From ec2d87eb2a1d2352c82071e01d5644f45d415db6 Mon Sep 17 00:00:00 2001
From: Arved Solth <solth@effective-webwork.de>
Date: Tue, 28 Nov 2023 12:52:49 +0100
Subject: [PATCH] Remove option to add or edit authorities

---
 ..._Remove_authority_to_add_new_authority.sql | 32 +++++++
 .../controller/SecurityAccessController.java  | 27 ------
 .../security/SecurityAccessService.java       | 28 ------
 .../resources/messages/messages_de.properties |  3 -
 .../resources/messages/messages_en.properties |  3 -
 .../resources/messages/messages_es.properties |  3 -
 .../includes/users/authorityList.xhtml        | 15 ----
 .../src/main/webapp/pages/authorityEdit.xhtml | 85 -------------------
 Kitodo/src/main/webapp/pages/users.xhtml      |  4 -
 9 files changed, 32 insertions(+), 168 deletions(-)

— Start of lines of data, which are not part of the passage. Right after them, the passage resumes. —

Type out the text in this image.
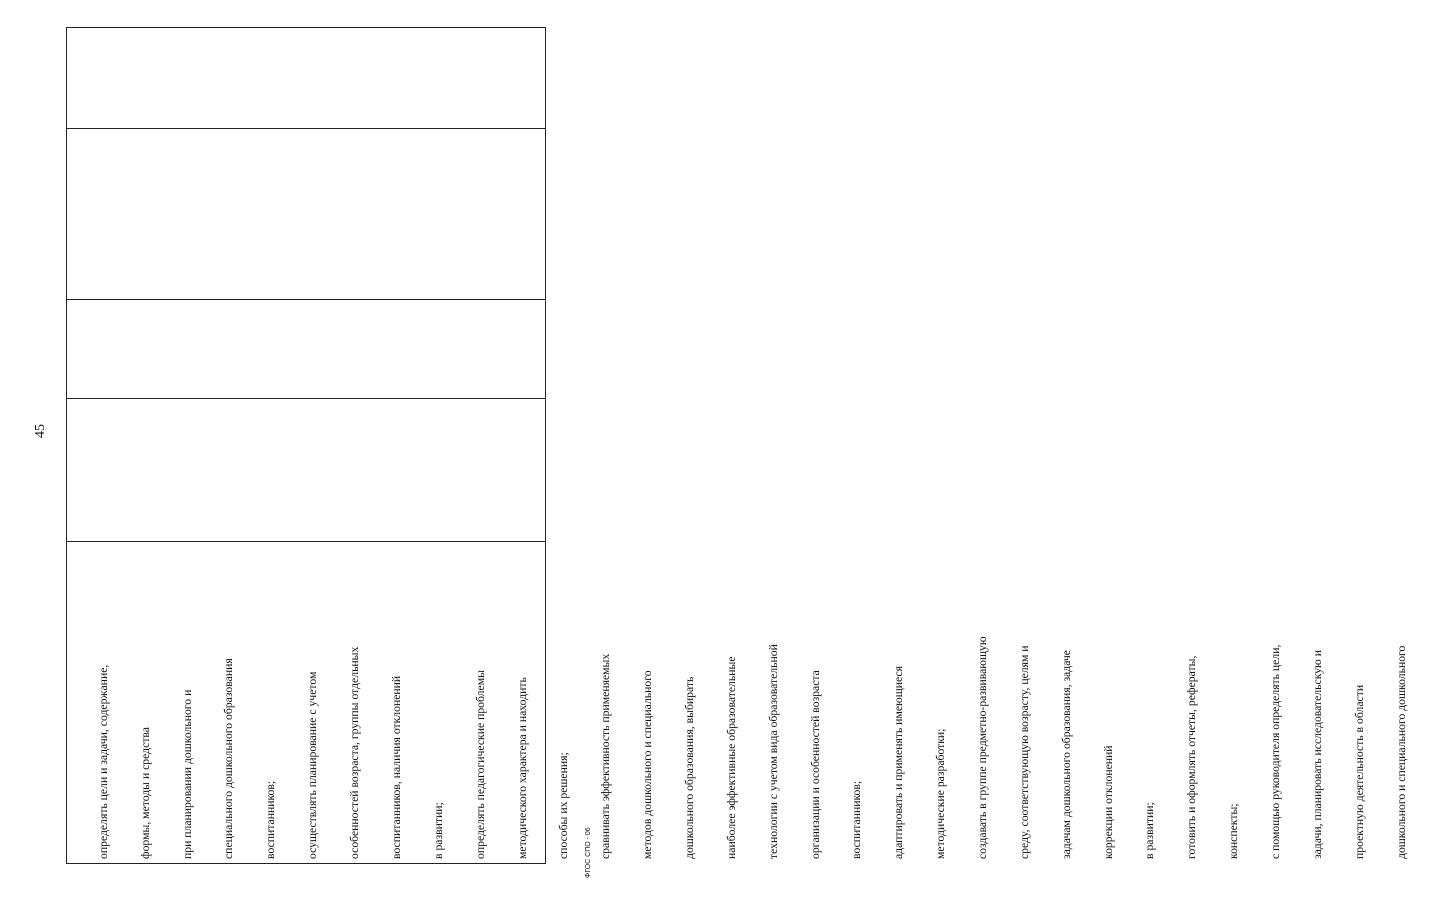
45

определять цели и задачи, содержание,

формы, методы и средства

при планировании дошкольного и

специального дошкольного образования

воспитанников;

осуществлять планирование с учетом

особенностей возраста, группы отдельных

воспитанников, наличия отклонений

в развитии;

определять педагогические проблемы

методического характера и находить

способы их решения;

сравнивать эффективность применяемых

методов дошкольного и специального

дошкольного образования, выбирать

наиболее эффективные образовательные

технологии с учетом вида образовательной

организации и особенностей возраста

воспитанников;

адаптировать и применять имеющиеся

методические разработки;

создавать в группе предметно-развивающую

среду, соответствующую возрасту, целям и

задачам дошкольного образования, задаче

коррекции отклонений

в развитии;

готовить и оформлять отчеты, рефераты,

конспекты;

с помощью руководителя определять цели,

задачи, планировать исследовательскую и

проектную деятельность в области

дошкольного и специального дошкольного

ФГОС СПО - 06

 create mode 100644 Kitodo-DataManagement/src/main/resources/db/migration/V2_126__Remove_authority_to_add_new_authority.sql
 delete mode 100644 Kitodo/src/main/webapp/pages/authorityEdit.xhtml

diff --git a/Kitodo-DataManagement/src/main/resources/db/migration/V2_126__Remove_authority_to_add_new_authority.sql b/Kitodo-DataManagement/src/main/resources/db/migration/V2_126__Remove_authority_to_add_new_authority.sql
new file mode 100644
index 00000000000..9db5f574444
--- /dev/null
+++ b/Kitodo-DataManagement/src/main/resources/db/migration/V2_126__Remove_authority_to_add_new_authority.sql
@@ -0,0 +1,32 @@
+--
+-- (c) Kitodo. Key to digital objects e. V. <contact@kitodo.org>
+--
+-- This file is part of the Kitodo project.
+--
+-- It is licensed under GNU General Public License version 3 or later.
+--
+-- For the full copyright and license information, please read the
+-- GPL3-License.txt file that was distributed with this source code.
+--
+
+--
+-- Migration: Remove authorities to add or edit authorities.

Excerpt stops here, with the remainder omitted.